On 23 August 2011, a shore-based service engineer was seriously injured on board the tug SD Nimble when six cylinders of carbon dioxide were accidentally discharged shortly after the tug had slipped from her berth in Her Majesty’s naval base in Faslane, Scotland.
The engineer was testing components of the vessel’s fixed carbon dioxide fire extinguishing system in the carbon dioxide cylinder room. The accidental discharge of carbon dioxide caused a depletion of oxygen levels in the cylinder room and aft hold causing the engineer to quickly lose consciousness. The tug was immediately manoeuvred back alongside and the service engineer was quickly recovered onto the open deck, where cardio pulmonary resuscitation was started. The engineer was subsequently transferred by helicopter to the Southern General Hospital in Glasgow where, following a long period of recuperation and therapy, he made a good recovery.

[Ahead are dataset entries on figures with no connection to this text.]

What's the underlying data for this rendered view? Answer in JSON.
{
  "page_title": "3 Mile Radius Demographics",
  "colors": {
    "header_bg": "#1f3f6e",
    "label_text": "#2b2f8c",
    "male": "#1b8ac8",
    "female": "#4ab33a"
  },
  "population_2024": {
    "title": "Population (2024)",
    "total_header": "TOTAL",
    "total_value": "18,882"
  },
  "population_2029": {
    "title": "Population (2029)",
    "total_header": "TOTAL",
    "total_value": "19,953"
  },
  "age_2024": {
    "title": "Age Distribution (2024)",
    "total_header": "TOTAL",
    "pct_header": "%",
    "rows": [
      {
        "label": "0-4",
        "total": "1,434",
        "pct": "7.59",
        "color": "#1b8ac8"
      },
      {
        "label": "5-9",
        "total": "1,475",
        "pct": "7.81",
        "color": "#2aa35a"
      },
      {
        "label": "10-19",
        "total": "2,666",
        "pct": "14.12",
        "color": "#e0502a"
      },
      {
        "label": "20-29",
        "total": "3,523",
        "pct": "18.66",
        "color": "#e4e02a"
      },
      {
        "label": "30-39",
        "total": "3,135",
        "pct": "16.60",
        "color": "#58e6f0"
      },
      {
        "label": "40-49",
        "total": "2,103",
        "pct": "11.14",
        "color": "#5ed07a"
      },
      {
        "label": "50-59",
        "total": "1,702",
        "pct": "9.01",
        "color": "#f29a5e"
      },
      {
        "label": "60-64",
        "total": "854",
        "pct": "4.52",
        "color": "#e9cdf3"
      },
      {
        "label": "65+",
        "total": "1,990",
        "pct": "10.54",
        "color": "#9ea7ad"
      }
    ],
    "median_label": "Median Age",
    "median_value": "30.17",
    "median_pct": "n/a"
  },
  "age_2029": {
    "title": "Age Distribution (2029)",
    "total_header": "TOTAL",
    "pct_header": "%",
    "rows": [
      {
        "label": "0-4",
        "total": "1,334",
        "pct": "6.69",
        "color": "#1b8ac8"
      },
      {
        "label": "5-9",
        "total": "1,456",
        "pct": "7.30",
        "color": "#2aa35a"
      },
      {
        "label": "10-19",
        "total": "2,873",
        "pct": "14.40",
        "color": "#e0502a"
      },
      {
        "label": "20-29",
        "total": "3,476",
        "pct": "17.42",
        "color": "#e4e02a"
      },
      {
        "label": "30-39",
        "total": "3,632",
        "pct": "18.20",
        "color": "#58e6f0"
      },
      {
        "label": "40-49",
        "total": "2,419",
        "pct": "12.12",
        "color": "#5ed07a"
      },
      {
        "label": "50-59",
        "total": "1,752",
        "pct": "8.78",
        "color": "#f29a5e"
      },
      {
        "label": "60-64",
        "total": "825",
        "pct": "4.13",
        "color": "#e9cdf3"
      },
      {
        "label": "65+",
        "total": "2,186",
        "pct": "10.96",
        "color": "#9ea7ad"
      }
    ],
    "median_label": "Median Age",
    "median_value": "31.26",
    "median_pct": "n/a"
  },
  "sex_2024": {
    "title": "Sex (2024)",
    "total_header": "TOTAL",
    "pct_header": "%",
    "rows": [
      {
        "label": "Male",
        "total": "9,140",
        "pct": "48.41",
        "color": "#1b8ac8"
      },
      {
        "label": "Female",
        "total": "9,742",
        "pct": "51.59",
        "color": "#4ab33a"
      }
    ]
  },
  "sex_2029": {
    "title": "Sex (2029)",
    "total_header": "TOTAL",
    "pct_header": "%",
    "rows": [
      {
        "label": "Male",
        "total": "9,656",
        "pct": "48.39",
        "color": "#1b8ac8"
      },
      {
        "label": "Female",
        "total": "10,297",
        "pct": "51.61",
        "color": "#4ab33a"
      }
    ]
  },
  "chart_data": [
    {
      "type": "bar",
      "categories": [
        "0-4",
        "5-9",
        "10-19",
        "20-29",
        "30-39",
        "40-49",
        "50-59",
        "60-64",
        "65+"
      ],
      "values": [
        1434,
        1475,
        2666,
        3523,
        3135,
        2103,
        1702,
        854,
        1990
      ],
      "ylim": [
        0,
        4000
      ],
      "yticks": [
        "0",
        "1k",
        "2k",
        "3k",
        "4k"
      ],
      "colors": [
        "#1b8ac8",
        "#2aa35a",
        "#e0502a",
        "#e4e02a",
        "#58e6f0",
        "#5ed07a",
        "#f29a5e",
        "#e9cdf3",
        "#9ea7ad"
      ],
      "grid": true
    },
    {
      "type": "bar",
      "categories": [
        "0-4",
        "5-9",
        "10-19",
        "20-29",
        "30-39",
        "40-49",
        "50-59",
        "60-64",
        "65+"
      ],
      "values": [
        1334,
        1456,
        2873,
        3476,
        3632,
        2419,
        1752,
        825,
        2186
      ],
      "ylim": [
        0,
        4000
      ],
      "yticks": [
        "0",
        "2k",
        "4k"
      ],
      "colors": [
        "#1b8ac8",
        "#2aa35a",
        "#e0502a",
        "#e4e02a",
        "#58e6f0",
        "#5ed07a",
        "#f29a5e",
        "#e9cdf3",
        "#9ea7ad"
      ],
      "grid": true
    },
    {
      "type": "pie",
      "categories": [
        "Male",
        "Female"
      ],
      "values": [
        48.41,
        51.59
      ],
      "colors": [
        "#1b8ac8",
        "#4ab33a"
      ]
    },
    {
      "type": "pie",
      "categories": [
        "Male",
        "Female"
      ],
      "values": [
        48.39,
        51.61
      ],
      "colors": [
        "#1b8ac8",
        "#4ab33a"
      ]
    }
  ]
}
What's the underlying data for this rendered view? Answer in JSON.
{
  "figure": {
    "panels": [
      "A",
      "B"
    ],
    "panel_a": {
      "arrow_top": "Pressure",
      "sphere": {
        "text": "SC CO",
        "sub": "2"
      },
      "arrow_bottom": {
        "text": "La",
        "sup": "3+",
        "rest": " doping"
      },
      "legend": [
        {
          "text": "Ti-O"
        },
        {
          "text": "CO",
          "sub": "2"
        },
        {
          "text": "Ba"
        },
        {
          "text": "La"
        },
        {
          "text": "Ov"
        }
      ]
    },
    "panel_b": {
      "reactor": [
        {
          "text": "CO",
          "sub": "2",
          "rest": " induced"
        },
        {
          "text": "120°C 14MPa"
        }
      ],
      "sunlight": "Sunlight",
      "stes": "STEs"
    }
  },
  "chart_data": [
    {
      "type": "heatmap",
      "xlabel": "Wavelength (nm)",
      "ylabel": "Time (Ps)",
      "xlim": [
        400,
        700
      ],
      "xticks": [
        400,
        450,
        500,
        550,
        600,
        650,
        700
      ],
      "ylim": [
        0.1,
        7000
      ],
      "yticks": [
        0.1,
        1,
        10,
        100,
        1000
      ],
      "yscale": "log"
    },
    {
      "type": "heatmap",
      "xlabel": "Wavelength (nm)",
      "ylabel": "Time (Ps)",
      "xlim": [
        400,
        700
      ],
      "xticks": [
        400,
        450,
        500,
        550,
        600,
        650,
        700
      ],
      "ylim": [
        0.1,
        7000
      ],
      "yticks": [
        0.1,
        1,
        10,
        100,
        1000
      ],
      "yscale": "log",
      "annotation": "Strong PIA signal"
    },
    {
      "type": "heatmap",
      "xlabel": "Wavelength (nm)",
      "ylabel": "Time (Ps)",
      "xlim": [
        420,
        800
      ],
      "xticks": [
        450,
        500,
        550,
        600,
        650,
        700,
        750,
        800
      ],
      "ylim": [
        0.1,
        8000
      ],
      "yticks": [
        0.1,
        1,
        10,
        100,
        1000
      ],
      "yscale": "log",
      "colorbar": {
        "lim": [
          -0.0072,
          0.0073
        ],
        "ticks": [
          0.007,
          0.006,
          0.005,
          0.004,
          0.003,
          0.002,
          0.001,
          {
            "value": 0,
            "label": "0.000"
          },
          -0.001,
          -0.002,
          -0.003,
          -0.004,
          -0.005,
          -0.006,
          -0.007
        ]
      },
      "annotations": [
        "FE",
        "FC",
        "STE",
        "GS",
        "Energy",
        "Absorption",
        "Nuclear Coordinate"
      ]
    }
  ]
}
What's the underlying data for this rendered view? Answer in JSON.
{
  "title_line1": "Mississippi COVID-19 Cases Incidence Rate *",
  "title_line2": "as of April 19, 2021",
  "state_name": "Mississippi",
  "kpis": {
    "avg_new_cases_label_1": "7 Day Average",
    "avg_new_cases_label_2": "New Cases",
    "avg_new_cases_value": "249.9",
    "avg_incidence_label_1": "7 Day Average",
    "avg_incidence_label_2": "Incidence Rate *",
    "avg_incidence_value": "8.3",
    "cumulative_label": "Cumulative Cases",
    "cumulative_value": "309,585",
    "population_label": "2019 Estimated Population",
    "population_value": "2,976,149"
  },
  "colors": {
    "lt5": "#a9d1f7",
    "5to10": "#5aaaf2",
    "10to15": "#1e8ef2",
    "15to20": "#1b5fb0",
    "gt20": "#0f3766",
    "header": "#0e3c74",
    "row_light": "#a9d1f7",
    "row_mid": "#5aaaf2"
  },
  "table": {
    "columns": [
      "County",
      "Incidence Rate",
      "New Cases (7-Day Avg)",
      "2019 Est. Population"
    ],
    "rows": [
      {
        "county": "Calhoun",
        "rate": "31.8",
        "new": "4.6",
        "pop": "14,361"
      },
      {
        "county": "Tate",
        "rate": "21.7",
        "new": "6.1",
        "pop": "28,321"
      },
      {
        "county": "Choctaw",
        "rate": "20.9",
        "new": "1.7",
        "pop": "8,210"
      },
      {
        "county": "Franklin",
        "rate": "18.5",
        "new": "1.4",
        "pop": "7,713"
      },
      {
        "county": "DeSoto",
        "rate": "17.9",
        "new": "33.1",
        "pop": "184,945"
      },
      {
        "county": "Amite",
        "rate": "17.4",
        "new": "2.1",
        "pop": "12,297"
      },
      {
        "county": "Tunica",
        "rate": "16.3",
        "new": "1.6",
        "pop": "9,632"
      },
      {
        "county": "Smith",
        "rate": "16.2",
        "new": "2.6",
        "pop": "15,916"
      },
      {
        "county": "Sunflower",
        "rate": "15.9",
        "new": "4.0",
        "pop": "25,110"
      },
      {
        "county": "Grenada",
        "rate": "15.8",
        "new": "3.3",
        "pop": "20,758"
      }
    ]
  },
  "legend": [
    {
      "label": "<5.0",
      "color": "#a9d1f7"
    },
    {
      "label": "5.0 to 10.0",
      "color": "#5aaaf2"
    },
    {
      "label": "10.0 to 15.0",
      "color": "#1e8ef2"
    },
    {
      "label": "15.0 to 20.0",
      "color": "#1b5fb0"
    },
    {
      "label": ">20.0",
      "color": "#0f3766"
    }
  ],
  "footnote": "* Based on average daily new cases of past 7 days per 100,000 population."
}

The findings of the MAIB investigation included:
- The release of the carbon dioxide occurred because the pilot lines from the system’s control cabinet had not been isolated.
- The failure to disconnect the pilot lines was likely to have been a mistake resulting from an incorrect plan of action rather than a mis-identification of the system’scomponents.
- The service engineer’s training and the monitoring of his performance were ineffective in some areas.
- The tug’s crew and the service engineers worked in isolation, which resulted in the service engineers entering a potentially dangerous space and, concurrently, the vessel sailing with her main machinery space fixed fire extinguishing system inoperable.
A recommendation has been made to Lloyd’s Register aimed at ensuring that, in consultation with ships’ crew, service suppliers agree and implement safe systems of work prior to commencing work on board vessels. A recommendation has also been made to Ocean Engineering (Fire) Limited, which is intended to improve the monitoring and safety of its engineers.